The design divides the functions of the library into three levels: an active ground floor, a peaceful top floor, and an enclosed in-between volume area containing the more specific functions.

The column-free ground floor consists of a multipurpose hall, a cinema and a lobby space, suitable for all kinds of events. 

On the middle floor, flexible rooms, group working areas, recording studios and editing rooms inhabit the spaces between the trusses of a bridge structure.

On the top floor, features of a traditional library meet the most recent technologies, inviting visi­tors to read, study and relax. The floor offers unobstruct­ed panorama views of the city centre through the floor-to-ceiling windows and from the large rooftop terrace.

The building’s wooden façades are a prime example for modern timber construction. Made from pre-fabricated modules of locally sourced and PEFC-certified spruce, they were manufactured using algorithm-aided paramet­ric 3D-design methods.

Macallan Distillery and Visitor Experience – Rogers Stirk Harbour + Partners

In the Scottish Highlands, Macallan Distillery welcomes visitors to see the production processes at the 18th century Easter Elchies manor estate, in which the famous whisky has been created since 1824.

Cut into the sloping contours of the site, the building takes its cues from the ancient Scottish hills. The undulating roof structure and the grass surface maximise the aesthetic beauty, whilst minimising the visual impact on the landscape.

The unique timber roof, manufactured by Wiehag, is a prime example for sustainable construction. Comprising 380,000 individual components and 1,750 PEFC-certified glulam timber beams, it is one of the most complicated timber roof structures in the world.

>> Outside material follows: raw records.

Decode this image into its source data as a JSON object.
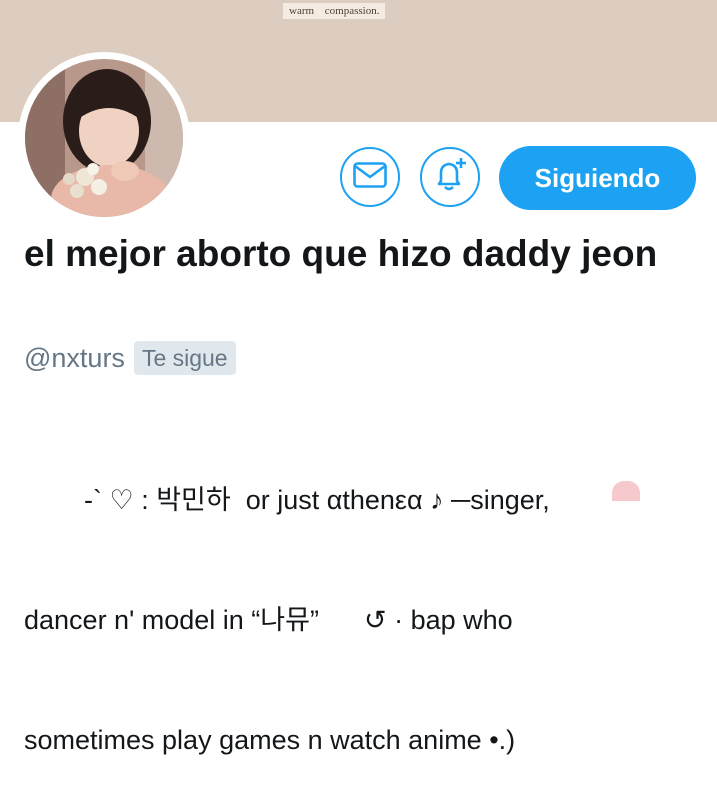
{
  "banner": {
    "caption": "warm  compassion."
  },
  "profile": {
    "display_name": "el mejor aborto que hizo daddy jeon",
    "handle": "@nxturs",
    "follows_you_label": "Te sigue",
    "bio_lines": [
      "        -` ♡ : 박민하  or just αthenεα ♪ ─singer,",
      "dancer n' model in “나뮤”      ↺ · bap who",
      "sometimes play games n watch anime •.)"
    ]
  },
  "actions": {
    "message_icon": "envelope-icon",
    "notify_icon": "bell-plus-icon",
    "follow_label": "Siguiendo"
  },
  "colors": {
    "accent": "#1da1f2",
    "banner": "#dccdc0",
    "muted": "#657786"
  }
}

During construction, 400 people specialising in more than 20 different trades were employed onsite. 

The project has sustainability at its heart: steam generated from an adjacent forestry commission biomass plant is the primary energy source for distillation. Low‑grade waste heat from the production process is then captured to supply hot water for the visitor centre and underfloor heating.

Future Africa Campus – Earthworld Architects

Future Africa Campus consists of various constructions, including a dining hall, a conference centre, research rooms and 300 living units.

The project required a holistic approach, focusing on how architecture can play a role in fostering critical thinking and research. The intention of the architects was to challenge existing design and construction processes.

In order to minimise construction time, large parts of the campus were prefabricated and assembled on site.

For the dining hall, designers and manufacturers developed flat-pack, structural timber portal frames to carry its envelope. Designed in segments, the portals were transported to the site and assembled in a matter of hours, reducing the need for water, shuttering and heavy machinery.

The campus was constructed with potential future expansions in mind. The architecture of the campus should play an active role in shaping minds, as much as it does in shaping environments.

The Best Use of Certified Timber Prize, supported by PEFC

For the second time, the World Architecture Festival and PEFC will reward the Best Use of Certified Timber Prize, recognising architects for using certified timber as a main construction material for buildings outstanding in sustainability, innovation, quality or aesthetics.

39 architects from 18 countries entered their projects into the prize. The winner will be selected at the WAF in Amsterdam, on 6 December 2019.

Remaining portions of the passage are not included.